I am sure even if uscis comes out with a "post gc job changes memo" they will be smart enough to include a clause saying "he may change job if he is continuing doing similar or bettr job even after change.."

Also as we all know aila keeps meeting with Immigration offcials very regularly, I am sure aila keeps raising this issue with uscis all the time and I think uscis doesn't care as long as a GC holder doesn't do something which makes him deportable... I think that's the main reason uscis cancelled the "2 year rule" when they came out with "AC21". Hey you cannot make people continue working suffering... after all you are not on h1b....
And to have a smooth naturalization process... common you have so many things to do to help the society and America.... be ready even to spend some money to do some social service...
 
skumar2003 said:
I like your post. Probably a "post Green Card job change" USCIS memo will settle all flame wars.

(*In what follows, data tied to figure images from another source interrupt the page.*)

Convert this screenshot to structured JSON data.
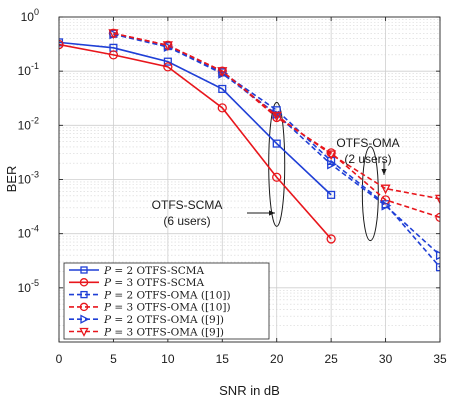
{
  "chart_data": {
    "type": "line",
    "title": "",
    "xlabel": "SNR in dB",
    "ylabel": "BER",
    "xlim": [
      0,
      35
    ],
    "ylim": [
      1e-06,
      1
    ],
    "yscale": "log",
    "grid": true,
    "legend_position": "bottom-left",
    "x_ticks": [
      "0",
      "5",
      "10",
      "15",
      "20",
      "25",
      "30",
      "35"
    ],
    "y_ticks": [
      {
        "base": "10",
        "exp": "0",
        "value": 1
      },
      {
        "base": "10",
        "exp": "-1",
        "value": 0.1
      },
      {
        "base": "10",
        "exp": "-2",
        "value": 0.01
      },
      {
        "base": "10",
        "exp": "-3",
        "value": 0.001
      },
      {
        "base": "10",
        "exp": "-4",
        "value": 0.0001
      },
      {
        "base": "10",
        "exp": "-5",
        "value": 1e-05
      }
    ],
    "series": [
      {
        "name": "= 2 OTFS-SCMA",
        "x": [
          0,
          5,
          10,
          15,
          20,
          25
        ],
        "values": [
          0.34,
          0.27,
          0.15,
          0.047,
          0.0046,
          0.00052
        ],
        "color": "#1f3fd6",
        "dash": "solid",
        "marker": "square"
      },
      {
        "name": "= 3 OTFS-SCMA",
        "x": [
          0,
          5,
          10,
          15,
          20,
          25
        ],
        "values": [
          0.31,
          0.2,
          0.12,
          0.021,
          0.0011,
          8e-05
        ],
        "color": "#e8161c",
        "dash": "solid",
        "marker": "circle"
      },
      {
        "name": "= 2 OTFS-OMA ([10])",
        "x": [
          5,
          10,
          15,
          20,
          25,
          30,
          35
        ],
        "values": [
          0.49,
          0.29,
          0.095,
          0.019,
          0.0022,
          0.00035,
          2.4e-05
        ],
        "color": "#1f3fd6",
        "dash": "dashed",
        "marker": "square"
      },
      {
        "name": "= 3 OTFS-OMA ([10])",
        "x": [
          5,
          10,
          15,
          20,
          25,
          30,
          35
        ],
        "values": [
          0.5,
          0.3,
          0.1,
          0.014,
          0.0031,
          0.00042,
          0.0002
        ],
        "color": "#e8161c",
        "dash": "dashed",
        "marker": "circle"
      },
      {
        "name": "= 2 OTFS-OMA ([9])",
        "x": [
          5,
          10,
          15,
          20,
          25,
          30,
          35
        ],
        "values": [
          0.48,
          0.28,
          0.09,
          0.016,
          0.0019,
          0.00033,
          4e-05
        ],
        "color": "#1f3fd6",
        "dash": "dashed",
        "marker": "triangle-right"
      },
      {
        "name": "= 3 OTFS-OMA ([9])",
        "x": [
          5,
          10,
          15,
          20,
          25,
          30,
          35
        ],
        "values": [
          0.5,
          0.3,
          0.1,
          0.015,
          0.0029,
          0.00068,
          0.00044
        ],
        "color": "#e8161c",
        "dash": "dashed",
        "marker": "triangle-down"
      }
    ],
    "annotations": [
      {
        "lines": [
          "OTFS-SCMA",
          "(6 users)"
        ]
      },
      {
        "lines": [
          "OTFS-OMA",
          "(2 users)"
        ]
      }
    ],
    "legend_prefix_var": "P",
    "legend_prefix_eq": "= "
  }
}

The GC process has made slaves out of smart people..freedom cannot be tolerated!

If the "post green card job change" memo really comes up them many on this board will start having nightmares till they get their citizenship.
Then a "post naturalization for emp based PR" memo.
I can imagine myself reading this message board for years to come..
LIFE SUCKS!!!

not a good idea either. what if the memo says the same thing like this as AC21: "your GC remains valid if the new job is similar to your old one". while many people changed to different jobs after GC. currently there are no clear guidelines on this. so even if you change to a different job cis can not charge you. but what if they come up with sth. which further restrict the freedom of GC holders. e.g. impose some kind of restrictions on GC holders on their jobs.
that would be another nightmare.

life does not suck. but life is full of uncertainties. that is the way it is. even you are an american, you may be drafted to iraq if there is shortage in the army. then you may lose your legs, arms or even life like many american soldiers do.

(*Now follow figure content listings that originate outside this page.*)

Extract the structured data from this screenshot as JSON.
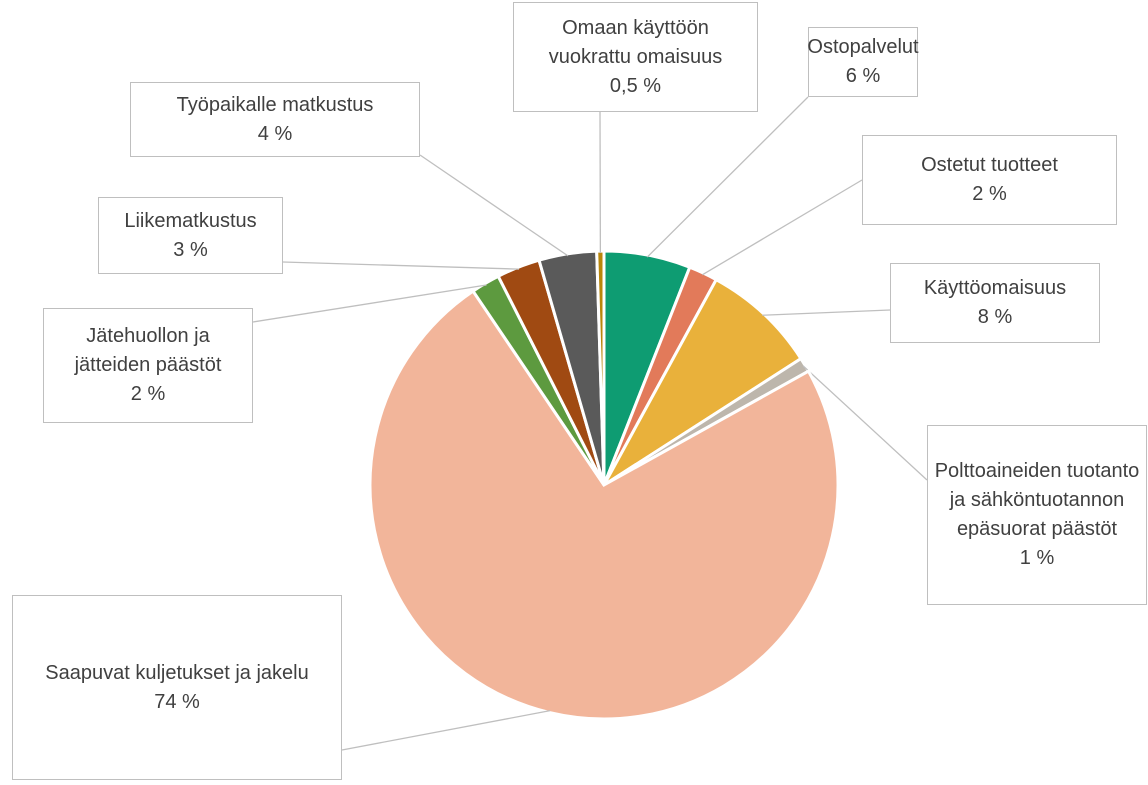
{
  "chart_data": {
    "type": "pie",
    "categories": [
      "Ostopalvelut",
      "Ostetut tuotteet",
      "Käyttöomaisuus",
      "Polttoaineiden tuotanto ja sähköntuotannon epäsuorat päästöt",
      "Saapuvat kuljetukset ja jakelu",
      "Jätehuollon ja jätteiden päästöt",
      "Liikematkustus",
      "Työpaikalle matkustus",
      "Omaan käyttöön vuokrattu omaisuus"
    ],
    "values": [
      6,
      2,
      8,
      1,
      74,
      2,
      3,
      4,
      0.5
    ],
    "value_labels": [
      "6 %",
      "2 %",
      "8 %",
      "1 %",
      "74 %",
      "2 %",
      "3 %",
      "4 %",
      "0,5 %"
    ],
    "colors": [
      "#0e9c72",
      "#e27a5a",
      "#e9b13b",
      "#bdb6ac",
      "#f2b59a",
      "#5d9a3f",
      "#a04a12",
      "#5a5a5a",
      "#b8860b"
    ]
  }
}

i think people in this forum are over concerned about this issue. in real life i know many many people with GC who never heard of the theory of this changing employer stuff. they live a very happy life and move on to get their citizenship. but for those people in this forum who are familiar with this theory about changing employers, post GC becomes another nightmare. :p :p :p
 
The only guidelines that we have now are those on the USCIS web page
(tempo posted the link)

If more concrete guidelines are desired..and if it does come out..then per
"common sense" it will be detrimental to emp based GC holders.

Majority people I know changed jobs a few months after getting GC.

When Gov realized L1 visas were abused they came out with provisions to protect against fraud.

Similarly if the Emp based GCs are abused they will again come out with
provisions to make it more restrictive. Actually a new legislation may not even be needed for this..it is simply an enforcement issue.

It is not enforced now..it may be enforced later when needed. It is a risk we take (other bigger risks include driving car, hiking, flying in plane, train ride back home, etc) and move on.